Armenian Genocide Not Legally Founded
We join the Turkish-American citizens of California, members of the Pax Turcica Institute, to oppose Assembly Bill 659. Introduced by Assemblymember Adrin Nazarian, AB 659 seeks to impose the one-sided and legally unfounded “Armenian genocide” narrative in the history-social science curricula of our public schools.
As acts of crime, all genocides, including the Holocaust, Srebrenica, and Rwanda, have been determined through relevant court tribunals and verdicts. In contrast, the atrocities in the Ottoman Empire were never tried in any court. No legal ground to charge the crime of genocide was ever established. Last month, in the landmark Perincek vs. Switzerland decision, the European Court of Human Rights ruled that genocide is “a very narrowly defined legal notion which is difficult to prove” in the Armenian case. ECHR also doubted that there could be a general consensus on the alleged “Armenian genocide” as it remains a matter of historical debate. In 2012, then Secretary of State Hillary Clinton expressed the same position.
Reputable American scholars, including Bernard Lewis, Stanford Shaw, Guenter Lewy, Justin McCarthy, Edward J. Erickson, and Michael Gunter, have rejected the characterization of the Ottoman Armenian tragedy as genocide.

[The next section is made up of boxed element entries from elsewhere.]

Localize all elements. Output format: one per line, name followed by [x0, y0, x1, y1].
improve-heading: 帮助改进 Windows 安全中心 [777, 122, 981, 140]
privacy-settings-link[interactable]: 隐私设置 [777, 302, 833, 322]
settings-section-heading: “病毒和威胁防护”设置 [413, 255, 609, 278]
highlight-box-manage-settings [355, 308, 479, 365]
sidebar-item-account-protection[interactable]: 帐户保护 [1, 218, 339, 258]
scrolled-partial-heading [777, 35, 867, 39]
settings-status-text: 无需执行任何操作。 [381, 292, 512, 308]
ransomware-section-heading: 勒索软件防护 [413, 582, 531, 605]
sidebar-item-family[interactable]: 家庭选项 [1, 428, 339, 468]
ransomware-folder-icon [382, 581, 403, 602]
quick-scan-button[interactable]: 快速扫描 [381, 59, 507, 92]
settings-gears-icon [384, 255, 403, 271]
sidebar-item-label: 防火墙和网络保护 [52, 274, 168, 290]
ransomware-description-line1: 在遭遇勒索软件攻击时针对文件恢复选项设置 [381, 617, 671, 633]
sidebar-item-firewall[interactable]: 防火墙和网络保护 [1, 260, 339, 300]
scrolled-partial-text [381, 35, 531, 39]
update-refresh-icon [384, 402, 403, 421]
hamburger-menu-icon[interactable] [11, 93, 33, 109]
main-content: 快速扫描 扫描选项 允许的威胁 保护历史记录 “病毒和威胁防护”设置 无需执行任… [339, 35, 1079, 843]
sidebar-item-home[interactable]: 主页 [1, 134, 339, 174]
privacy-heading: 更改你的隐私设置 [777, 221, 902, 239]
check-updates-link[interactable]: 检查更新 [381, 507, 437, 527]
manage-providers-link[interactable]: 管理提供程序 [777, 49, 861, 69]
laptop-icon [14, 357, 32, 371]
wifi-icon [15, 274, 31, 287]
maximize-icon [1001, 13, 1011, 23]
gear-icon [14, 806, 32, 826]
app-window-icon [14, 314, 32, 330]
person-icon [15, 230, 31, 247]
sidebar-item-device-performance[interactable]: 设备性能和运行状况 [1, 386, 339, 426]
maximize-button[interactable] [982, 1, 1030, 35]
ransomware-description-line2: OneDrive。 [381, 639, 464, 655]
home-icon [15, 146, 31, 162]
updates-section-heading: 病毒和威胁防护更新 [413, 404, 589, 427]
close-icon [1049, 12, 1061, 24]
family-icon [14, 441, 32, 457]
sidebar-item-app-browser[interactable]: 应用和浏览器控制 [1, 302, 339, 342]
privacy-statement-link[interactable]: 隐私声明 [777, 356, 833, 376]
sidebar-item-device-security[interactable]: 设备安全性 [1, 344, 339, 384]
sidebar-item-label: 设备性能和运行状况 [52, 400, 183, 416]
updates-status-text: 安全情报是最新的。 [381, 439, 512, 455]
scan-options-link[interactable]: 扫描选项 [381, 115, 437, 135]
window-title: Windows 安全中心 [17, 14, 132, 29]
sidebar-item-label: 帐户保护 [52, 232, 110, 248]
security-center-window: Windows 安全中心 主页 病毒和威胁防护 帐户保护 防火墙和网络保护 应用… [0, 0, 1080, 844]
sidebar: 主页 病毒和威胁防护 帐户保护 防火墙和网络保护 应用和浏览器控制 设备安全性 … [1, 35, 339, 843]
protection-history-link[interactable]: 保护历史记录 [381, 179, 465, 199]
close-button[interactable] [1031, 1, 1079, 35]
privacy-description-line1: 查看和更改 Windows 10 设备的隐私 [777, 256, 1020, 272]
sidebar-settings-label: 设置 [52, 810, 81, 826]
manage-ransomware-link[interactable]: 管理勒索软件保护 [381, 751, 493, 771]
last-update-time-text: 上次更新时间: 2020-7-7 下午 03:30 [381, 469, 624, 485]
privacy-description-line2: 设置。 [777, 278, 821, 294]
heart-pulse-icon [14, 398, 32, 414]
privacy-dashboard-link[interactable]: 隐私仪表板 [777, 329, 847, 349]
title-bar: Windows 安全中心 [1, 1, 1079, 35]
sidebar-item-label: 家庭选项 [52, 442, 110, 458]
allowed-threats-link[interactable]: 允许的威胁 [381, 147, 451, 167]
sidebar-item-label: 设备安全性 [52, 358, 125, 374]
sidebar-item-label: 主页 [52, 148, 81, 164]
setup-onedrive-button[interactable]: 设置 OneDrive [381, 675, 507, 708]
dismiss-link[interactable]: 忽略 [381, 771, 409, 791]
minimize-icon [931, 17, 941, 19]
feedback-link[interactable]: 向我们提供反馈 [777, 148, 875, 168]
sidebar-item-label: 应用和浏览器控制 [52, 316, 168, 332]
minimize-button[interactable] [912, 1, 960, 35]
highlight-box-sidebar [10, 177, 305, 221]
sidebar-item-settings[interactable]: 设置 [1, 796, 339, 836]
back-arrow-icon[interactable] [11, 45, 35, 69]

Furthermore, during World War I, over half a million Turks, Kurds, and other Muslims were massacred by the Armenian armed groups, fighting alongside the Russian, Greek, and French armies, with an aim to carve an ethnic Armenian state. While we share the pain of innocent Armenians who perished in World War I, memories of the non-Armenian victims are insulted by this bill.
AB 659’s advocacy of an unfounded allegation of a crime constitutes an educational malpractice. Therefore, we urge a vote against this bill when it comes to the floor. The young generations should have a choice not to be indoctrinated using a single disputed viewpoint.